El desafío que enfrentan las nuevas autoridades de los tres poderes es enorme y debe ser resuelto con éxito. Es su responsabilidad que las leyes se cumplan y que las sanciones a los delincuentes existan, pasando del actual abolicionismo penal a un sistema como el de cualquier lugar del mundo. Por no viajar lejos, ejemplifiquemos con Uruguay o Chile o Brasil, donde la tasa de presos por habitante es el doble que la nuestra, lo que indica no que ellos tienen peor gente, sino que nosotros no encarcelamos a todos los que debemos encarcelar.
Precisamente porque ese panorama es desalentador, es imperativo que el fiscal Nisman no sea olvidado y que su muerte no quede impune. La Justicia adeuda a todos nosotros saber qué pasó y encarcelar al responsable.
La investigación de su muerte debe terminar de una vez y su resultado debe ser convincente, no un decorado teatral-judicial que, cumpliendo con las formalidades básicas, nos deje a todos más incrédulos que antes.
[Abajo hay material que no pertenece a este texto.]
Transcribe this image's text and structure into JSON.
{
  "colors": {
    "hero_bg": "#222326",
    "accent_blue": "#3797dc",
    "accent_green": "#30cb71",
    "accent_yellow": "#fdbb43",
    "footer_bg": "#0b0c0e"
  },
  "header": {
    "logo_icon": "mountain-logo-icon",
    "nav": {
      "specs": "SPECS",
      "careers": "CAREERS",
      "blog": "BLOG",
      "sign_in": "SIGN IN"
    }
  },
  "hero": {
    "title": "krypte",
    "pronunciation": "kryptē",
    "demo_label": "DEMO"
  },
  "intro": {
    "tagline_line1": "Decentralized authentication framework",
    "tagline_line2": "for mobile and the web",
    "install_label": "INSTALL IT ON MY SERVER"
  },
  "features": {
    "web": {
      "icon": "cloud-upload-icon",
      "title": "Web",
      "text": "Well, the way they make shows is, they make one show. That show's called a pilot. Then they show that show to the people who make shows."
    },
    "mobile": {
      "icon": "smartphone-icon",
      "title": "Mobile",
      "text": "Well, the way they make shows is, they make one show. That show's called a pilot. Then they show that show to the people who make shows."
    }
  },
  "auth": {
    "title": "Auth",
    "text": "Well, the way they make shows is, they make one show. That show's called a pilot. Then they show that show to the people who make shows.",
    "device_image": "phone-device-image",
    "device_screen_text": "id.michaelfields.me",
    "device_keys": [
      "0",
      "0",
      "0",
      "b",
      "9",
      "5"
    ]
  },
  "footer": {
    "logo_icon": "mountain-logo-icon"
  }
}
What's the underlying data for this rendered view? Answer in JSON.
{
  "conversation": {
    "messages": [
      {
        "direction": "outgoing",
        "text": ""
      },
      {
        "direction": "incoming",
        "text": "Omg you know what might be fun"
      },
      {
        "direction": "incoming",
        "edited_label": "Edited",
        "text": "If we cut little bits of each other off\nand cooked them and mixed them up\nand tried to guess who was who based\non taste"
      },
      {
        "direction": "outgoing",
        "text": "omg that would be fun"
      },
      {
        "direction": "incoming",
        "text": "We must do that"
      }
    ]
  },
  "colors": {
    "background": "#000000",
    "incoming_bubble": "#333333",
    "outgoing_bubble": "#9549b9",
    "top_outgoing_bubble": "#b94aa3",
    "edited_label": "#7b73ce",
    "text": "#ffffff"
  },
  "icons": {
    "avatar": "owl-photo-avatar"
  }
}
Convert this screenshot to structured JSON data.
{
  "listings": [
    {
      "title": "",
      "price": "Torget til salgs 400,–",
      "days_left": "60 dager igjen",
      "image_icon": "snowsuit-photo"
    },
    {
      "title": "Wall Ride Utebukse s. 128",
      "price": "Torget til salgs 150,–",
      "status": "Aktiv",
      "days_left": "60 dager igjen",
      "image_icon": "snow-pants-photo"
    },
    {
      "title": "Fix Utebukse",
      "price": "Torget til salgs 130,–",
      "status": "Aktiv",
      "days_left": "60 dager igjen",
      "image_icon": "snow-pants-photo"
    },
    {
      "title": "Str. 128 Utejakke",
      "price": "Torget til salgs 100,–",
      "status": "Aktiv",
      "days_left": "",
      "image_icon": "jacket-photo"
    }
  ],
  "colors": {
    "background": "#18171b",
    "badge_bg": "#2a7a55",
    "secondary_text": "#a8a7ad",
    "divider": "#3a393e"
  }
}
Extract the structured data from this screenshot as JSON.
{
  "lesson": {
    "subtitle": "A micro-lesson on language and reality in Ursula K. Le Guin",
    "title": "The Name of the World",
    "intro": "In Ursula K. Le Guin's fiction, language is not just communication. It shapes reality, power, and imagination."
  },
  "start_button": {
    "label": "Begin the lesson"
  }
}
Fue inadmisible que el sistema penal iniciase una pesquisa queriendo encontrar un suicidio, como el tristemente célebre acto fallido que la fiscal Viviana Fein puso en evidencia, pero los 12 largos años de ocultamiento, relato y presiones a la Justicia terminaron, así que las excusas se acabaron: la Justicia debe ser eficiente y rápida.
Es obvio que en la muerte de Nisman los defectos del proceso investigativo han complicado el trabajo de los magistrados, pero para eso hay jueces y no computadoras: para aplicar la sabiduría y el conocimiento, con rigor, equilibrio y —nunca lo olvidemos— sentido común. Por eso, repitámoslo, no debemos admitir excusas.
Además del magnicidio de Nisman, debe retomarse y profundizarse la investigación que evidentemente causó la muerte del fiscal, es decir, el inconstitucional acuerdo con Irán. Quizás en esa investigación pueda avanzarse mucho en saber quién y por qué mató a Nisman.
En estos tiempos, la información hace que la ciudadanía esté alerta y sabe lo que hacen y dejan de hacer sus gobernantes. Algunos creen que la mayor exigencia que se deriva de esa mayor información afecta sobre todo al Poder Ejecutivo y, en segundo plano, al Poder Legislativo, pero en poco abarca al Poder Judicial.
No es así: esos jueces y fiscales que hasta hace pocos años estaban alejados del escrutinio público tienen que saber que ahora la sociedad se entera de cómo trabajan. La gente y el periodismo exigen claridad, rapidez, sin cortinas de humo fabricadas con cataratas de palabras a veces hasta en desuso y hasta con prosa que linda lo incomprensible, por no mencionar la dilapidación del dinero de nuestros impuestos en cargos y gastos peor que superfluos, mientras no se cubren juzgados que se necesitan para dar mejor justicia, por falta de fondos.
El Poder Judicial adeuda a la Argentina que sepamos por qué Nisman murió de un tiro en la cabeza. Lo adeuda naturalmente a la familia del fiscal, lo adeuda a su memoria y lo adeuda a todos nosotros. Las excusas ya son inadmisibles, porque desde el poder político nadie trata de ocultar nada.
Nisman no debe haber muerto en vano y su familia y todos nosotros necesitamos la paz de saber la verdad.